Somaliland, on the Gulf of Aden in the Red Sea, is a major contrast to troubled Somalia, its southern neighbour. The people are fiercely protective of their sovereignty even though the international community has not recognised the country as an independent state.
Since its breakaway from Somalia following the fall of Siad Barre’s government in 1991, Somaliland with a population of 3.5 million, has created working institutions such as the judiciary, the police, a functioning civil service. The country has maintained peace and has held five successive multiparty elections.
Somaliland’s links with the better-known Somalia are through language and religion, but the culture is different. Somalilanders are trying to balance maintaining their unique identity with borrowing a few things from their southern brothers. For example, while all vehicles are right hand drives, they still drive on the right side of the road like in the south — unusual anywhere in the world. Countries that drive on the left typically have right-hand drive cars, and vice versa.
In Hargeisa, the capital of Somaliland and the second largest city in the whole of Somalia, three currencies are used interchangeably. One can use the US dollar and get change in Somaliland shillings. Some hotels also accept the Ethiopian birr.
Money can be changed on the streets, and money changers are everywhere with heaps of Somaliland shillings. It is a sign that the country is free of thieves. Hargeisa is safe compared with Mogadishu; one can walk the streets at night without worrying about their safety.
The 160km road from Berbera to Hargeisa is in relatively good condition, having been built by the Chinese 25 years ago. However, some of the link roads in Hargeisa are gravel roads that give drivers a hard time.
Construction is booming in Somaliland. One of the key features of Hargeisa is the plane that the air force of former president Siad Barre used to bomb the city to pulp during the civil war in 1991. The plane was shot down and it is now mounted as a monument and a reminder of the dark period the country underwent.
Indeed, Siad Barre is anathema to Somalilanders and the mention of the name elicits epithets at a man who mistreated the people of Somaliland before and during the civil war.
State House, where President Mohammed Silanyo lives, is located within the city and ordinary people have easy access to it. Just like Somalia, the Somalilanders love their conversation and can spend hours talking till late in the evening. Although Somaliland does not strike one as a strictly Muslim region, alcohol is not available and city dwellers take their prayers seriously.
Despite having been part of Somalia until 22 years ago, Somaliland has little day-to-day connection with Somalia. The people are proud to have broken away and nearly everybody defends their separateness.
Any suggestion that they should reunite with Somalia is met with scorn, on the grounds that they don’t want to import chaos into a country that has remained peaceful for 22 years.

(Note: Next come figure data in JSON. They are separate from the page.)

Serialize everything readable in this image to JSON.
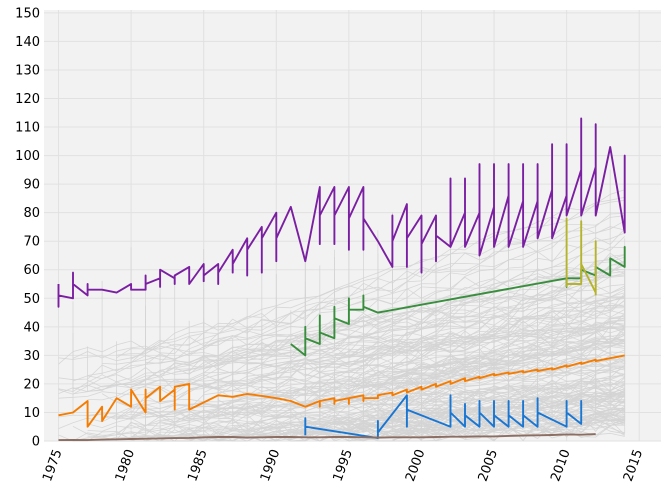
{
  "colors": {
    "plot_background": "#f2f2f2",
    "grid": "#e1e1e1",
    "background_lines": "#d4d4d4",
    "axis_text": "#000000"
  },
  "chart_data": {
    "type": "line",
    "title": "",
    "xlabel": "",
    "ylabel": "",
    "xlim": [
      1974,
      2016.5
    ],
    "ylim": [
      0,
      151
    ],
    "grid": true,
    "legend": "none",
    "x_ticks": [
      1975,
      1980,
      1985,
      1990,
      1995,
      2000,
      2005,
      2010,
      2015
    ],
    "x_tick_labels": [
      "1975",
      "1980",
      "1985",
      "1990",
      "1995",
      "2000",
      "2005",
      "2010",
      "2015"
    ],
    "y_ticks": [
      0,
      10,
      20,
      30,
      40,
      50,
      60,
      70,
      80,
      90,
      100,
      110,
      120,
      130,
      140,
      150
    ],
    "y_tick_labels": [
      "0",
      "10",
      "20",
      "30",
      "40",
      "50",
      "60",
      "70",
      "80",
      "90",
      "100",
      "110",
      "120",
      "130",
      "140",
      "150"
    ],
    "background_series_count": 180,
    "series": [
      {
        "color": "#7b1fa2",
        "x": [
          1975,
          1975,
          1975,
          1976,
          1976,
          1976,
          1977,
          1977,
          1977,
          1978,
          1979,
          1980,
          1980,
          1981,
          1981,
          1981,
          1982,
          1982,
          1982,
          1983,
          1983,
          1983,
          1984,
          1984,
          1984,
          1985,
          1985,
          1985,
          1986,
          1986,
          1986,
          1987,
          1987,
          1987,
          1988,
          1988,
          1988,
          1989,
          1989,
          1989,
          1990,
          1990,
          1990,
          1991,
          1992,
          1993,
          1993,
          1993,
          1994,
          1994,
          1994,
          1995,
          1995,
          1995,
          1996,
          1996,
          1996,
          1997,
          1998,
          1998,
          1998,
          1999,
          1999,
          1999,
          2000,
          2000,
          2000,
          2001,
          2001,
          2001,
          2002,
          2002,
          2002,
          2003,
          2003,
          2003,
          2004,
          2004,
          2004,
          2005,
          2005,
          2005,
          2006,
          2006,
          2006,
          2007,
          2007,
          2007,
          2008,
          2008,
          2008,
          2009,
          2009,
          2009,
          2010,
          2010,
          2010,
          2011,
          2011,
          2011,
          2012,
          2012,
          2012,
          2013,
          2014,
          2014,
          2014
        ],
        "values": [
          55,
          47,
          51,
          50,
          59,
          55,
          51,
          55,
          53,
          53,
          52,
          55,
          53,
          53,
          58,
          55,
          57,
          54,
          60,
          57,
          55,
          58,
          61,
          57,
          55,
          62,
          56,
          58,
          62,
          55,
          59,
          67,
          59,
          62,
          71,
          58,
          67,
          75,
          59,
          71,
          80,
          63,
          71,
          82,
          63,
          89,
          69,
          79,
          89,
          69,
          79,
          89,
          67,
          78,
          89,
          67,
          78,
          70,
          61,
          79,
          70,
          83,
          61,
          71,
          79,
          59,
          69,
          79,
          63,
          72,
          68,
          92,
          68,
          80,
          92,
          68,
          80,
          97,
          65,
          82,
          97,
          68,
          86,
          97,
          68,
          84,
          97,
          68,
          84,
          97,
          71,
          88,
          104,
          71,
          86,
          104,
          79,
          95,
          113,
          79,
          96,
          111,
          79,
          103,
          73,
          100,
          73
        ]
      },
      {
        "color": "#388e3c",
        "x": [
          1991,
          1992,
          1992,
          1992,
          1993,
          1993,
          1993,
          1994,
          1994,
          1994,
          1995,
          1995,
          1995,
          1996,
          1996,
          1996,
          1997,
          2010,
          2010,
          2010,
          2011,
          2011,
          2012,
          2012,
          2013,
          2013,
          2013,
          2014,
          2014,
          2014
        ],
        "values": [
          34,
          30,
          40,
          36,
          34,
          44,
          38,
          36,
          47,
          43,
          41,
          50,
          46,
          46,
          51,
          47,
          45,
          57,
          54,
          57,
          57,
          60,
          58,
          61,
          58,
          60,
          64,
          61,
          68,
          65
        ]
      },
      {
        "color": "#b5b32c",
        "x": [
          2010,
          2010,
          2010,
          2011,
          2011,
          2011,
          2012,
          2012,
          2012
        ],
        "values": [
          54,
          78,
          55,
          55,
          77,
          62,
          52,
          70,
          51
        ]
      },
      {
        "color": "#f57c00",
        "x": [
          1975,
          1976,
          1977,
          1977,
          1978,
          1978,
          1979,
          1980,
          1980,
          1981,
          1981,
          1981,
          1982,
          1982,
          1983,
          1983,
          1983,
          1984,
          1984,
          1986,
          1987,
          1988,
          1989,
          1990,
          1991,
          1992,
          1993,
          1993,
          1993,
          1994,
          1994,
          1994,
          1995,
          1995,
          1995,
          1996,
          1996,
          1996,
          1997,
          1997,
          1998,
          1998,
          1999,
          1999,
          2000,
          2000,
          2001,
          2001,
          2002,
          2002,
          2003,
          2003,
          2004,
          2004,
          2005,
          2005,
          2006,
          2006,
          2007,
          2007,
          2008,
          2008,
          2009,
          2009,
          2010,
          2010,
          2011,
          2011,
          2012,
          2012,
          2013,
          2014
        ],
        "values": [
          9,
          10,
          14,
          5,
          12,
          7,
          15,
          12,
          18,
          10,
          18,
          15,
          19,
          14,
          18,
          11,
          19,
          20,
          11,
          16,
          15.5,
          16.5,
          15.8,
          15,
          14,
          12,
          14,
          12,
          14,
          15,
          13,
          14,
          15,
          13,
          15,
          16,
          14,
          15,
          15,
          16,
          17,
          16,
          18,
          17,
          19,
          18,
          20,
          19,
          21,
          20,
          22,
          21,
          22.5,
          22,
          23.5,
          23,
          24,
          23.5,
          24.5,
          24,
          25,
          24.5,
          25.5,
          25,
          26.5,
          26,
          27.5,
          27,
          28.5,
          28,
          29,
          30
        ]
      },
      {
        "color": "#1976d2",
        "x": [
          1992,
          1992,
          1992,
          1997,
          1997,
          1997,
          1999,
          1999,
          1999,
          2002,
          2002,
          2002,
          2003,
          2003,
          2003,
          2004,
          2004,
          2004,
          2005,
          2005,
          2005,
          2006,
          2006,
          2006,
          2007,
          2007,
          2007,
          2008,
          2008,
          2008,
          2010,
          2010,
          2010,
          2011,
          2011,
          2011
        ],
        "values": [
          2,
          8,
          5,
          1,
          7,
          3,
          16,
          5,
          11,
          5,
          16,
          10,
          5,
          13,
          9,
          5,
          14,
          10,
          5,
          14,
          9,
          5,
          14,
          9,
          5,
          14,
          9,
          5,
          15,
          10,
          5,
          14,
          10,
          6,
          14,
          10
        ]
      },
      {
        "color": "#8d6e63",
        "x": [
          1975,
          1976,
          1977,
          1978,
          1979,
          1980,
          1981,
          1982,
          1983,
          1984,
          1985,
          1986,
          1987,
          1988,
          1989,
          1990,
          1991,
          1992,
          1993,
          1994,
          1995,
          1996,
          1997,
          1998,
          1999,
          2000,
          2001,
          2002,
          2003,
          2004,
          2005,
          2006,
          2007,
          2008,
          2009,
          2010,
          2011,
          2012
        ],
        "values": [
          0.3,
          0.4,
          0.3,
          0.5,
          0.6,
          0.7,
          0.8,
          0.9,
          1.0,
          1.1,
          1.3,
          1.4,
          1.4,
          1.2,
          1.3,
          1.4,
          1.4,
          1.3,
          1.3,
          1.4,
          1.4,
          1.3,
          1.2,
          1.3,
          1.3,
          1.3,
          1.4,
          1.5,
          1.5,
          1.6,
          1.6,
          1.8,
          1.9,
          2.0,
          2.1,
          2.3,
          2.2,
          2.4
        ]
      }
    ]
  }
}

The former British Somaliland gained its independence on June 26, 1960, five days before their Italian-controlled counterpart in the south.
But on July 1, 1960, when Somalia gained independence, Somaliland decided to join hands with its southern neighbour to realise the Greater Somaliland dream. This dream sought to unite the two with three other regions inhabited by ethnic Somali — French Somaliland (currently Djibouti), the Ogaden region in eastern Ethiopia, and the North Eastern Frontier in north-eastern Kenya.

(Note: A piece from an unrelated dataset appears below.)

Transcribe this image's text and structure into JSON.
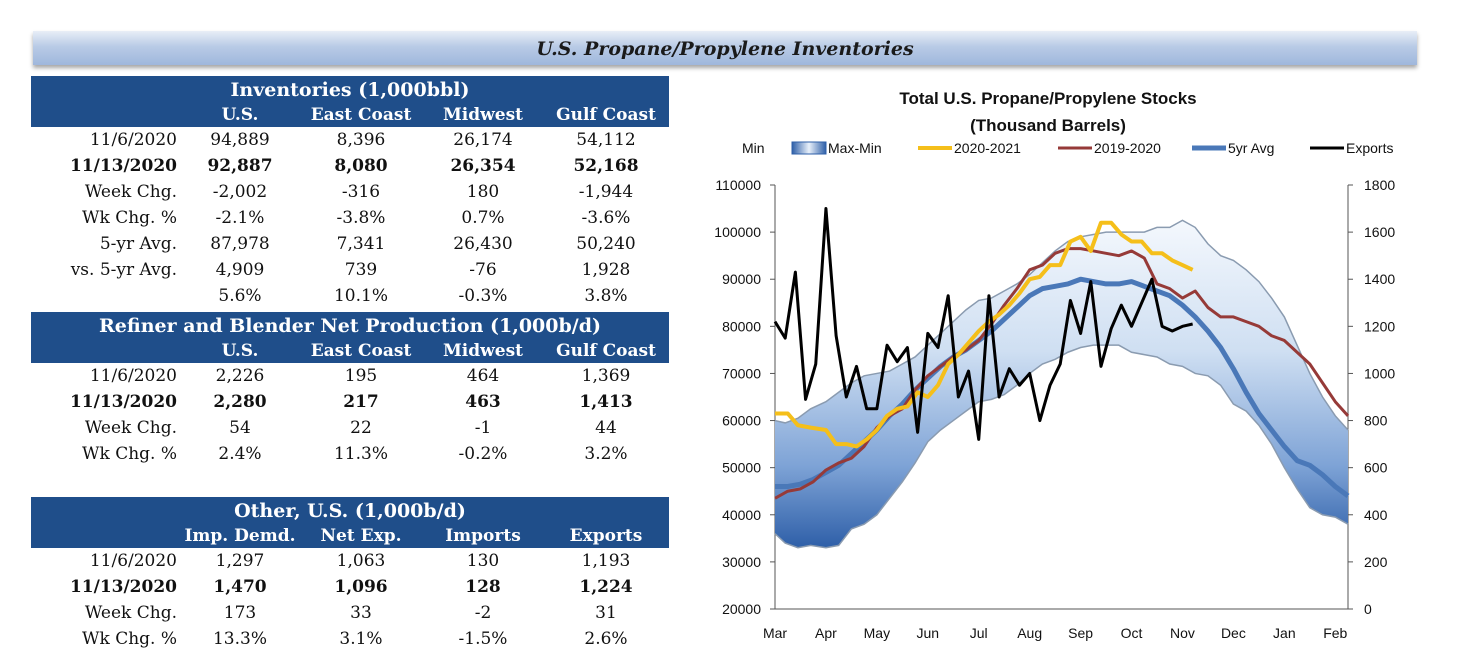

Despite the dream having caused the Shifta War in Kenya in the early 1960s as Kenyans of Somali origin sought to secede, it is now a dead dream and Somalilanders do not entertain any suggestion of unity with Somalia.
Entering and leaving the airport in Berbera is expensive. One has to pay $34 for the visa fees and on leaving, one has to part with id="mce_marker"0 for security checks, and a further $34 for airport tax.